Potential for 65% Price Recovery by June
From a technical perspective, Ether is looking at a possible breakout as it tests a long-standing support area. Historically, rebounds from this multi-year support zone have resulted in dramatic price surges—most notably gains of over 2,000% and 360% during past cycles.

ETH/USD two-week price chart.
As of March 23, the ETH/USD pair was trading near $2,000, close to this support zone. A rebound from this area could potentially bring the price to $3,400 by June, reflecting a 65% increase from the current levels.
This target aligns with the lower boundary of the existing descending channel resistance for Ether.

Source:Ted Pillows
On the other hand, falling below the support zone could lead the ETH price to the 200-2W exponential moving average (200-2W EMA), represented by the blue wave in the first chart, around $1,560.
Institutional Confidence Grows with Over $1 Billion in ETH
The optimistic outlook for Ether coincides with a growing trust in Ethereum from institutional investors.
The BUIDL fund from BlackRock has amassed an impressive $1.145 billion in Ether, a notable increase from approximately $990 million just a week prior, according to recent data.
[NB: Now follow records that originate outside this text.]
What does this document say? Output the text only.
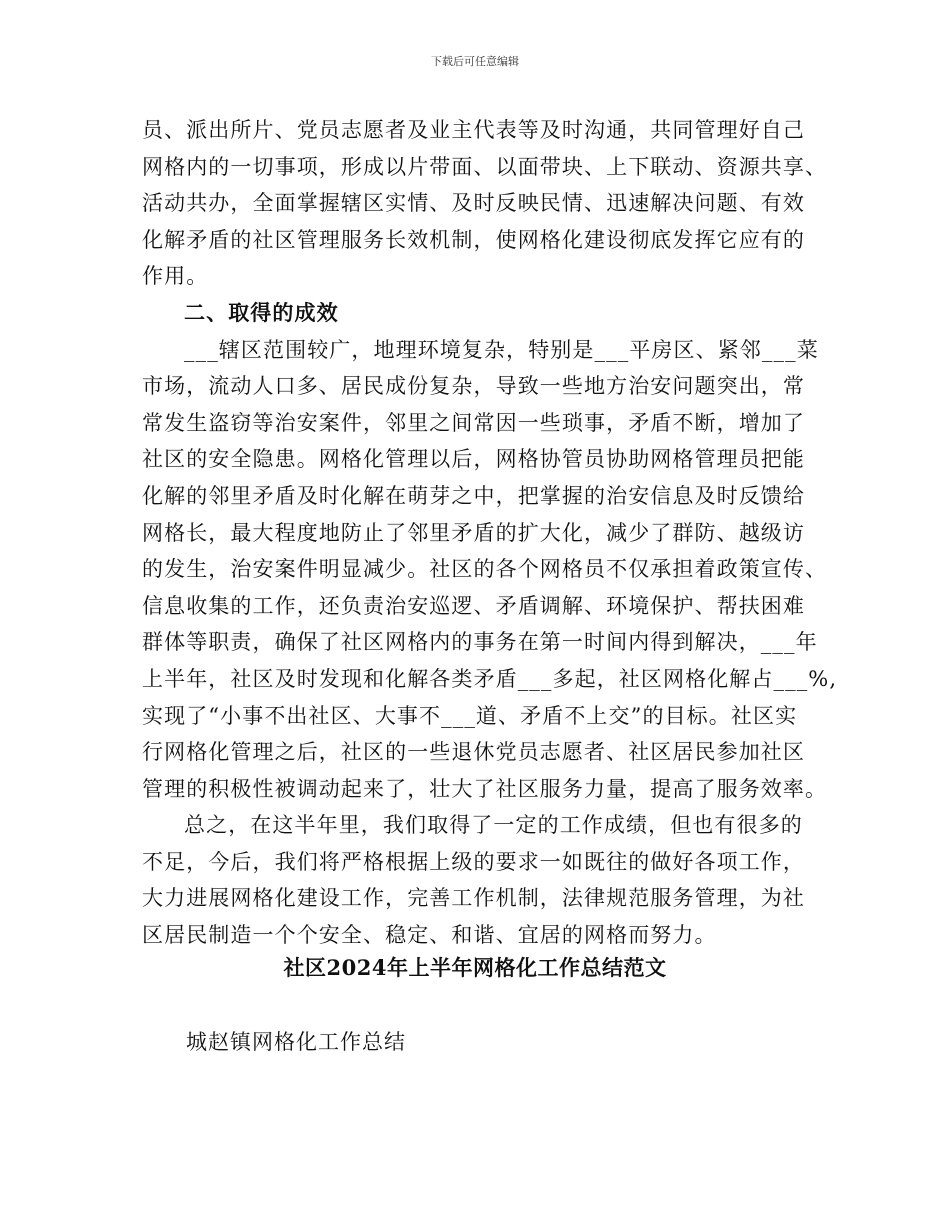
下载后可任意编辑
员、派出所片、党员志愿者及业主代表等及时沟通，共同管理好自己
网格内的一切事项，形成以片带面、以面带块、上下联动、资源共享、
活动共办，全面掌握辖区实情、及时反映民情、迅速解决问题、有效
化解矛盾的社区管理服务长效机制，使网格化建设彻底发挥它应有的
作用。
二、取得的成效
___辖区范围较广，地理环境复杂，特别是___平房区、紧邻___菜
市场，流动人口多、居民成份复杂，导致一些地方治安问题突出，常
常发生盗窃等治安案件，邻里之间常因一些琐事，矛盾不断，增加了
社区的安全隐患。网格化管理以后，网格协管员协助网格管理员把能
化解的邻里矛盾及时化解在萌芽之中，把掌握的治安信息及时反馈给
网格长，最大程度地防止了邻里矛盾的扩大化，减少了群防、越级访
的发生，治安案件明显减少。社区的各个网格员不仅承担着政策宣传、
信息收集的工作，还负责治安巡逻、矛盾调解、环境保护、帮扶困难
群体等职责，确保了社区网格内的事务在第一时间内得到解决，___年
上半年，社区及时发现和化解各类矛盾___多起，社区网格化解占___%,
实现了“小事不出社区、大事不___道、矛盾不上交”的目标。社区实
行网格化管理之后，社区的一些退休党员志愿者、社区居民参加社区
管理的积极性被调动起来了，壮大了社区服务力量，提高了服务效率。
总之，在这半年里，我们取得了一定的工作成绩，但也有很多的
不足，今后，我们将严格根据上级的要求一如既往的做好各项工作，
大力进展网格化建设工作，完善工作机制，法律规范服务管理，为社
区居民制造一个个安全、稳定、和谐、宜居的网格而努力。
社区2024年上半年网格化工作总结范文
城赵镇网格化工作总结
Capital invested in BlackRock’s BUIDL fund.
This fund mainly invests in tokenized real-world assets (RWAs), with Ethereum continuing to serve as the primary foundational layer. Although the fund diversifies into other chains such as Avalanche, Polygon, Aptos, Arbitrum, and Optimism, Ethereum remains its principal focus.
BlackRock’s recent acquisition of ETH reflects increasing institutional confidence in Ethereum’s capacity to lead in real-world asset tokenization.
Related: Ethereum open interest reaches new peaks — Will ETH price follow suit?
The bullish sentiment around Ethereum also aligns with a notable uptick in whale accumulation.
Recent onchain data illustrates that since March 12, 2024, addresses holding between 1,000–10,000 ETH have boosted their holdings by 5.65%, while the 10,000–100,000 ETH bracket has surged by 28.73%.

Ethereum whale holdings.
Although the number of addresses holding more than 100,000 ETH has remained relatively stable, this accumulation trend highlights growing confidence among significant investors.
This article does not provide any investment advice or recommendations. All investments and trading activities carry risks, and readers should perform their own due diligence prior to making any decisions.